Завтра может не быть - страница 15



Смотрю, я на него и понимаю, что он как питбуль, жилистый, боец, жестокий, но мне с ним хорошо.

В тех моих дневниках сначала был нарисован: выше меня раза в два и с жёлтыми волосами, ну а как изобразить блондина, конечно, только жёлтые волосы. Потом уже начались вырезки из журналов и это были снова высокие блондины, которые любили конный спорт, яхты и шахматы, изучали языки, экономику и не говорили о политике.

А в дневнике 15—16 лет было, любит балет, классическая музыка и живопись. Только я как-то разоткровенничалась, конечно, бабушка улыбнулась и просто кивнула, а тётя Зина тут же сказала:

– Ну, нет милая моя, это нелюбовь, это какой-то кружок по интересам. Так, не бывает. Вот, лучше напиши, каким не должен быть, например, «не хулиган», «не курит», «не дерётся» и так далее, а потом убери «нет», вот и будет твоя любовь. Что ты смеёшься? Я серьёзно.

Как же он была права.

В нём все мои «не» и ни одного моего «каким он должен быть».

Сейчас уже трудно их сличить, все дневники я сожгла. Трудно было с ними расстаться, но и тогда подумала, что так я себя отпущу, отрежу лишнее. Смотрела, как темнеют и скручиваются листы, трещат, словно просят пощады, видела в этот момент себя той, что писала это. Ощущала свои наивные и страстные настроения. Я сжигала их и думала, что освобождалась, хотя скорее тогда я мучила себя, понимая, что мечты останутся мечтами. Просто мечтами. Трудно жить, точнее, быть, когда нет мечты.

11

За пару месяцев Василий многое починил и подлатал в квартире, даже чуть раздобрел на обедах, а порой и ужинах радушных хозяек. За это время, словно повинность отсидел пару спектаклей и ещё более мучительно концерт симфонической музыки. Посмотрел с десяток неинтересных фильмов с Лизой. Очень уж она любила философские, а не жизненные. Зато с удовольствием смотрел приключенческие ретро вместе с Яниной Дмитриевной, то про Фан-Фана Тюльпана, то про Графа Монтекристо. Старенький DVD шумел дисками, а они, расставив тарелки с пирогами или блинами смотрели фильмы молча и довольные.

От прежних друзей остались лишь кивки друг другу в сторону, встречались они редко, он о них не вспоминал, они о нём, наверное, тоже.

Был май и прозвучал гром, но не за окном, а фразой:

– Я должна была давно тебе об этом сказать.

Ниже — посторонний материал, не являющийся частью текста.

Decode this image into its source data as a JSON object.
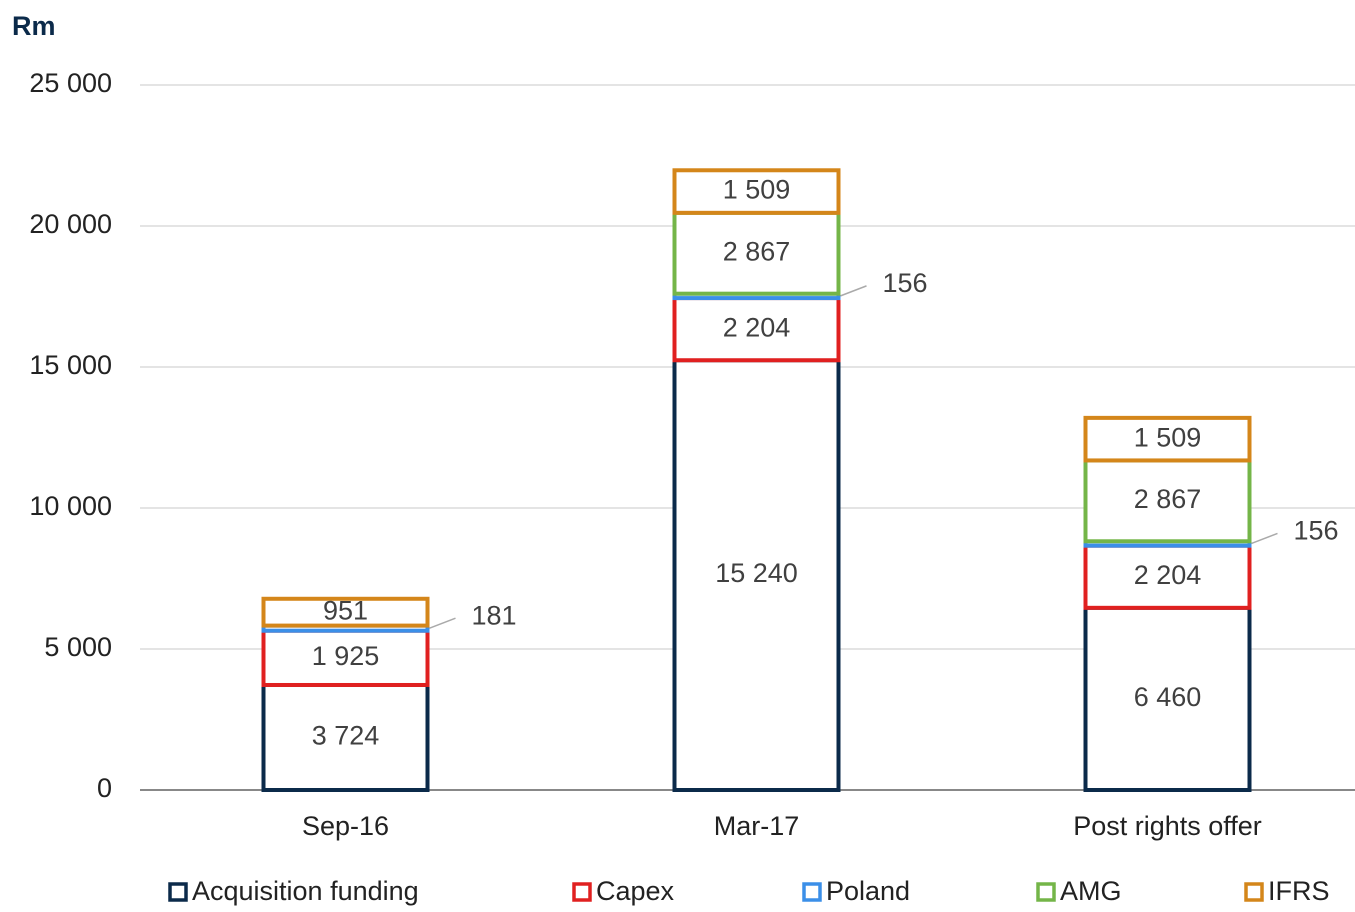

В голове Василия, мысли зашевелились роем растревоженных пчёл: «она замужем», «у ней кто-то есть», «я ей не подхожу».

Девушка, чуть сглотнула воздух продолжив:

– Это нелегко говорить, да я и не решилась бы. Даже не знаю, как начать…

Парень молчал, терпеливо выжидая страшную весть, лишь прокручивая в голове: «кто он?», наверное, какой-то интеллигент, не матерится, не курит. Наверное, одногруппник.

– Я болею. Я… – голос дрогнул. – Это неизлечимо. Это ненадолго. Я… Мне… Это всё серьёзно. И я не хочу, чтобы ты тратил время на меня.

Это она придумала. Вежливо указывая ему на дверь. Придумала. Она что-то говорила, говорила странные и непонятные фразы, что-то про сердце, что-то про сложность, а он молчал и думал. Как же так? Он воспринял всё, как оправдание. Вечером они не пошли гулять, а он пошёл один домой, но её бабушка, Янина Дмитриевна, пыхнув:

– Вася, подожди, проводишь меня до магазина. Нужно хлеба купить, ноги почти не идут.

– Я принесу.

– Нет, нет. Мне нужно пройтись, расходится. Подожди.

Он подождал, и спускаясь по ступенькам сталинской высотки. Бабушка подтвердила все слова внучки, но легче ему не стало. Уж лучше бы это всё было просто выдуманным оправданием.